No, it doesn't. When I talked about more powerful computers or equivalence, I'm talking about the mathematical definition--i.e., the Turing degree. To mathematicians, the 30 cent calculator, Watson, and your brain all have the same amount of power, because they're Turing equivalent and therefore of the same order. Dinah and Contessa's powers fully exploit the multiverse. Ergo, Coil's power must be larger than the multiverse (more memory and computational power in the sense you mean), or have a higher Turing degree than the multiverse. Since Coil's power necessarily exists within the multiverse, it leads to contradiction.
 
IMHO Jack's power can do its thing without any "higher priority" scheme in place. He's got the Communications shard, which includes both the broadcast and reception + interpretation of energy. The broadcasting is his kinetic knife thing and his cape-charisma thing, the reception + communication is his power-dodging thing.

In canon, Coil interacts with a precog often, and has fantastic synergy with her. He does not interact with world-jumping gateway powers. He is not shown to have any particular weakness to the usual precog blockers (e.g. Endbringers). So if you're keeping all of those bits of canon -- who he interacts with, and who he never interacts with -- then using Coil-as-timelines makes a lot more sense than Coil-as-precog.

Coil-as-timelines doesn't even require the creation of a universe: just read/write access to a different Earth. When Coil uses his power, that Earth gets overwritten. When Coil picks a timeline, Earth Bet either gets kept, or a region gets a bulk-copy overwrite.

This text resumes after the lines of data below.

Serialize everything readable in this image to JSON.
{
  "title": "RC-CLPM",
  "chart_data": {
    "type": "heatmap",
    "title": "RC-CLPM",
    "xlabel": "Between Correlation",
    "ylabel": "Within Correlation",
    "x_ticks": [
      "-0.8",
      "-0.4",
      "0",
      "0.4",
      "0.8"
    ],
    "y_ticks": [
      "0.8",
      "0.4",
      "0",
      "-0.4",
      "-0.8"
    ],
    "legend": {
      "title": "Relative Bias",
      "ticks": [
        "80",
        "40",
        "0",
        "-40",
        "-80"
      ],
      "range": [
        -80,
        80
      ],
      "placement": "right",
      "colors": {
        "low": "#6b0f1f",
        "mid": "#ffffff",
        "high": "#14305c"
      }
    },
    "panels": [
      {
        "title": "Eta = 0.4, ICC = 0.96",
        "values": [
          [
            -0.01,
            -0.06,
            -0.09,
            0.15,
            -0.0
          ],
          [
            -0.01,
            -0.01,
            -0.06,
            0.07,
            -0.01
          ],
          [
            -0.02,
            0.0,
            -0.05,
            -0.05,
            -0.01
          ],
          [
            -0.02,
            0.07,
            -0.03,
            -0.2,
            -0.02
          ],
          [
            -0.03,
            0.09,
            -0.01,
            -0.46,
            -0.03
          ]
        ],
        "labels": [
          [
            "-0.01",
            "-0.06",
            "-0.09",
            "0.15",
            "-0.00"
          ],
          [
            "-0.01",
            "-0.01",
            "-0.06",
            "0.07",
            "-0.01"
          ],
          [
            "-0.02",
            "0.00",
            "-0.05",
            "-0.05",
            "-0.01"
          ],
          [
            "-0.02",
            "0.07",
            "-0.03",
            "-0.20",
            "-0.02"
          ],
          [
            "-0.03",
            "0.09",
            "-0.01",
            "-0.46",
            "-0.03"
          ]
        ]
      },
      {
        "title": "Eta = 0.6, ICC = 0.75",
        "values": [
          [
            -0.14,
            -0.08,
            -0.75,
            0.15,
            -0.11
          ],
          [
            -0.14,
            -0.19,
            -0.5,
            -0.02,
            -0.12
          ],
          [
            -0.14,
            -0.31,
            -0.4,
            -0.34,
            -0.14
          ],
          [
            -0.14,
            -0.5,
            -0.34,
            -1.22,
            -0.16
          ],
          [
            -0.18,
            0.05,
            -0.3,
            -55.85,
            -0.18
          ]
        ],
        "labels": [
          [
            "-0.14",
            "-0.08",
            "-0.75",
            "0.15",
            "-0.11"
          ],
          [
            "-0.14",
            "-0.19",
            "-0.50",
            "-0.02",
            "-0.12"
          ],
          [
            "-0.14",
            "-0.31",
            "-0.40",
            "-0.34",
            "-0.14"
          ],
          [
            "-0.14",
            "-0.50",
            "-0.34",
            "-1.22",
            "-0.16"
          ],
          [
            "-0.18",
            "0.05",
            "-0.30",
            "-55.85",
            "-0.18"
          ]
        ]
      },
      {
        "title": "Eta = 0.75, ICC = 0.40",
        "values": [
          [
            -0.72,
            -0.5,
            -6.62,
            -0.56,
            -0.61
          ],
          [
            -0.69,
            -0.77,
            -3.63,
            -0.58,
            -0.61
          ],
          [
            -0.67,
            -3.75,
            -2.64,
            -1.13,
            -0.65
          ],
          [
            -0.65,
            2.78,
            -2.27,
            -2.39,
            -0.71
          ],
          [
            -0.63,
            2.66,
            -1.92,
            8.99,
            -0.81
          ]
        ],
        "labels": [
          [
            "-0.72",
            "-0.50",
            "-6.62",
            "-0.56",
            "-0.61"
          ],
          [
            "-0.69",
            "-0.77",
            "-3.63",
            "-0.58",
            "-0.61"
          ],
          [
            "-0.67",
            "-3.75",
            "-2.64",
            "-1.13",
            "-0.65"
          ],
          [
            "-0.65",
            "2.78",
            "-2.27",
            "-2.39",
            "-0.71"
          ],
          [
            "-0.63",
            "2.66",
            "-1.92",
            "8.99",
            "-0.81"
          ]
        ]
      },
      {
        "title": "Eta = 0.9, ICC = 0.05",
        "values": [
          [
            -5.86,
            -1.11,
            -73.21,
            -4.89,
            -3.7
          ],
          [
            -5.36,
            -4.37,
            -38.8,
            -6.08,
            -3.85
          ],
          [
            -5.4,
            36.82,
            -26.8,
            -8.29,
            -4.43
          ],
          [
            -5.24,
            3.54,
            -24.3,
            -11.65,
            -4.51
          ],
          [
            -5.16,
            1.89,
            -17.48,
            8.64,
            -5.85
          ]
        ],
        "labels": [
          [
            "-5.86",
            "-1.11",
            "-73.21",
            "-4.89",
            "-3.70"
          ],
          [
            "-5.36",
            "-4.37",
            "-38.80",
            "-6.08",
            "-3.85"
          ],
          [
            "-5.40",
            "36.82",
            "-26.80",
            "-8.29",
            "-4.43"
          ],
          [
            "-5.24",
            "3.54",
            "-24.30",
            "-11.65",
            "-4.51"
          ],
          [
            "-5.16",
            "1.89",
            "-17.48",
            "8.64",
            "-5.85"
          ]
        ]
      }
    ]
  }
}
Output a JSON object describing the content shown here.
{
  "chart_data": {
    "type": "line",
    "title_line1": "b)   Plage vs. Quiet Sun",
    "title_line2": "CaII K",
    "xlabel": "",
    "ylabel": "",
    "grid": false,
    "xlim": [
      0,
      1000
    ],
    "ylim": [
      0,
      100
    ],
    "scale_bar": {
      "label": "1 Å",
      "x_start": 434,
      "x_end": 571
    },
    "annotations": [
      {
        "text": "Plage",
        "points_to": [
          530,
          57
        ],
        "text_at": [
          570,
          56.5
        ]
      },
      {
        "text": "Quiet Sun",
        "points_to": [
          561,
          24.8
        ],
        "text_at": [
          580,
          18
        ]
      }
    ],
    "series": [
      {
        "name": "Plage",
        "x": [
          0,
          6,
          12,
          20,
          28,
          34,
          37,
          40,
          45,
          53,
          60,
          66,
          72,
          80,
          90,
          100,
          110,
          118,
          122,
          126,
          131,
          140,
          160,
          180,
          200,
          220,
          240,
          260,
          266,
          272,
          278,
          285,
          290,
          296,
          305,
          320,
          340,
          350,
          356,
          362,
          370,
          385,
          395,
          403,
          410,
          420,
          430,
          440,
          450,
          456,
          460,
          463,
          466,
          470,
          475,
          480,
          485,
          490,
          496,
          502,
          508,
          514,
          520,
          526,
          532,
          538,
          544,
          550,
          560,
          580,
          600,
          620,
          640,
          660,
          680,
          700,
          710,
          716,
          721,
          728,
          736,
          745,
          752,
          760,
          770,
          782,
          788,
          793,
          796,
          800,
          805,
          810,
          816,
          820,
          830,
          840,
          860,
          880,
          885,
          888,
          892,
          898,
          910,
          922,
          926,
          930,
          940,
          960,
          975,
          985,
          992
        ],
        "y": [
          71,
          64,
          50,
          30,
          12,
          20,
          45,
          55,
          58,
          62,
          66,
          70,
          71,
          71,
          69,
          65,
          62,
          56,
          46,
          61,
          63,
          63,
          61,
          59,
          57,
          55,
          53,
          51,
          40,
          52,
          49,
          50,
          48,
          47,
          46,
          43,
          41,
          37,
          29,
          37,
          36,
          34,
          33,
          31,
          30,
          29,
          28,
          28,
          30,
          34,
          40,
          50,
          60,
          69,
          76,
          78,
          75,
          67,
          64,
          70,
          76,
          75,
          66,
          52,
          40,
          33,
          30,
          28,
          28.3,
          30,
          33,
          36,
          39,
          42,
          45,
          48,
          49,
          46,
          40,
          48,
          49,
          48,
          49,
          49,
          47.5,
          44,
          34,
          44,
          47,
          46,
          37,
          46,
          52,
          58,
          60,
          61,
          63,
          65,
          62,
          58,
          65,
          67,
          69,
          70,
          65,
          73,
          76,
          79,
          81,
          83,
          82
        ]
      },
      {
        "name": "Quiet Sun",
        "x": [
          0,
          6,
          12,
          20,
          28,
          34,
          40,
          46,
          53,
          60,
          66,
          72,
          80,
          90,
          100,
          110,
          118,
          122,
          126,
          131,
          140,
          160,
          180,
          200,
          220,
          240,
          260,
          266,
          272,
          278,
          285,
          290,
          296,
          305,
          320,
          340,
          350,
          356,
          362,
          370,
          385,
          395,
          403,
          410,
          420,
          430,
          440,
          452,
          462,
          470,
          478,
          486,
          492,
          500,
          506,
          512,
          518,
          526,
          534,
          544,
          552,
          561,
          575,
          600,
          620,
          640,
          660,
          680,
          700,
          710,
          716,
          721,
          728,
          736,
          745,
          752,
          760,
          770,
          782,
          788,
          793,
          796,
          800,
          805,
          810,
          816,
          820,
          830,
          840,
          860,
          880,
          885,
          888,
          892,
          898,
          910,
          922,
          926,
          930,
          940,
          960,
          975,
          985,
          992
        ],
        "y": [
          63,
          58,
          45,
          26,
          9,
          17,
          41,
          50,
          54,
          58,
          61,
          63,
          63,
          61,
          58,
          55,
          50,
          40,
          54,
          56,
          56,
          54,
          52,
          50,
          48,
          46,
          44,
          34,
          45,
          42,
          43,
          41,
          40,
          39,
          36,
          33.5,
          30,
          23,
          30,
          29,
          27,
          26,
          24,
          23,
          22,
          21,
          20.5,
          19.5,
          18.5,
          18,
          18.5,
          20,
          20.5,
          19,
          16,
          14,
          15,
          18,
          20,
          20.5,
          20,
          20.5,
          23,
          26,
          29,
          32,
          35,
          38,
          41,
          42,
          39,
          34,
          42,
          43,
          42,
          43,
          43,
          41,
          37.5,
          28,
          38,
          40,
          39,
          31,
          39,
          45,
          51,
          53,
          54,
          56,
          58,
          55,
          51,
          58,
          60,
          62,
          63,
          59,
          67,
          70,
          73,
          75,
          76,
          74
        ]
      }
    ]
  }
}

Labyrinth seems to use a similar mechanism in that she seems to "design" various playground Earths and then temporarily overwrite portions of Earth Bet with one of those playgrounds. Overwriting the surface of a planet would seem to be less energy intensive than simulating the entire multiverse.

In this third case (Coil-as-overwrite) his power would still need some tricky way to deal with dimensional portals.
 
Hi EarthScorpion, just finished your story. I really enjoyed your world building. I'm looking forward to reading more. :)

One speculation on the world building here.
Apparently there is a big depression going on with a lot of unemployment. Which is actually a bit strange. If lots of stuff gets regularly destroyed (Endbringers, parahuman conflict, etc.), wealth should fall, yes. But employment should rise. It's like a constant post-war boom.
Now of course a modern economy can be badly mismanaged by the government and central bank. We also know that the government here employs thinkers in important roles. So shouldn't they be better than their real-life counterparts in preventing such an economic disaster? We only had a Great Recession after all and not a 2nd Great Depression.
The reason this might be happening, is that The Conspiracy (or one of the many conspiracies) is maintaining these poor economic conditions on purpose for whatever reason. Actively preventing any kind of recovery. Maybe it's Cauldron trying to encourage more Trigger Events? Radicalizing the electorate to grant the government more and more power? Some other reason?

Or is the depressing situation just part of the standard setting and I should just not think so hard about it?